Well, that’s not precisely accurate.

It began with a job hunt.

In any case, I arrived at the island mansion as the latest tutor to a fifteen-year-old girl, the only daughter of the renowned neuroscientist Elizabeth Lassiter.

The child herself met me at the door wearing a toque to cover her bald head and chattering at breakneck speed. “So, you’re Hugo, huh? I’m Emmaline, but you can call me Emma. Mom says you have a degree in folklore. Does that make you kind of like Giles from Buffy the Vampire Slayer?”

“I do have a degree in folklore,” I confirmed, “but I’ve never met an actual vampire. Maybe we can find some here if we look. It seems like the kind of house that might have secrets.”
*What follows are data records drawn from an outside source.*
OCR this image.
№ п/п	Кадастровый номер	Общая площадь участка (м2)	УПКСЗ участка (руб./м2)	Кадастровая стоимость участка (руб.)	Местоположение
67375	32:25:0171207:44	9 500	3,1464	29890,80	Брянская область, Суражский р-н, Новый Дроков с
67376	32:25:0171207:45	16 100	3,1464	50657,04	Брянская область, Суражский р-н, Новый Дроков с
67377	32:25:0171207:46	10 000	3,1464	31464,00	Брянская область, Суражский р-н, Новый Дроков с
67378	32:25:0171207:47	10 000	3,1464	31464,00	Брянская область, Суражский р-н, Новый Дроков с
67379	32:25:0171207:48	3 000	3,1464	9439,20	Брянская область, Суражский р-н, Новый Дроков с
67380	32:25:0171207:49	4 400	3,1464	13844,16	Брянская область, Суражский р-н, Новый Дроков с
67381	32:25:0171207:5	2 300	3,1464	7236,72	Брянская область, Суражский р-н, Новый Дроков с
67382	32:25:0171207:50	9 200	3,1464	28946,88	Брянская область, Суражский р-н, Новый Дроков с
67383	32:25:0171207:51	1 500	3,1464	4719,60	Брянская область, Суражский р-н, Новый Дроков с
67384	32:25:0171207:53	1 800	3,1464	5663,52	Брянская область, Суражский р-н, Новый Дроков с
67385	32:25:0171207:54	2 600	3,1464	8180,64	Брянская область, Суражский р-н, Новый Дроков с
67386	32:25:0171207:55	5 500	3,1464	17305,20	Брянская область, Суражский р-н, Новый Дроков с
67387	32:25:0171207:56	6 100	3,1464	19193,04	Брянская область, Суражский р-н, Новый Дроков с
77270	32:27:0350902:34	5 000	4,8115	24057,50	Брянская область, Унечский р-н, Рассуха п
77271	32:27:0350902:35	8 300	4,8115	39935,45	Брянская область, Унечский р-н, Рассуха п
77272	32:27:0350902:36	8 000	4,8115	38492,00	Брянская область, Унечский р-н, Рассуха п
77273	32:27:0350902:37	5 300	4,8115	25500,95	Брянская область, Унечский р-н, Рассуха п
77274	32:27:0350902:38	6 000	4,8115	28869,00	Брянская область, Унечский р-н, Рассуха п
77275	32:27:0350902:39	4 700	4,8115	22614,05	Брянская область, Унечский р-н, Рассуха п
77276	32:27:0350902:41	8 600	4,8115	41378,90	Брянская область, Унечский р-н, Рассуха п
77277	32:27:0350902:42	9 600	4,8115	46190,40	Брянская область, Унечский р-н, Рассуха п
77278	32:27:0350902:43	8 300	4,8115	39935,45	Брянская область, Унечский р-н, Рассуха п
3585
The girl’s face flashed a haunted expression, then cleared. “Yes, there are secrets. But I don’t think we have vampires. Maybe we can go looking. I haven’t ever checked out the old chapel on the north shore.”

“I didn’t know there was one.”

“Jessie can get you a map, if you like.”

Jessie, I knew, was the island’s caretaker. She’d been my pilot on the boat ride over, and she’d explained that there was a cleaning staff and a kitchen staff, and she was in charge of everything else. “IT, basic handyman kinda stuff, that’s all me. I even take care of the dogs.”

“Dogs?”

“We keep a collection of border collies on the island. If you’re so inclined, I’m sure you can choose one for yourself. I’ve got two that are mine, specifically, and Morris, the head chef, has a dog named Jasper that sleeps in the kitchen while he works.”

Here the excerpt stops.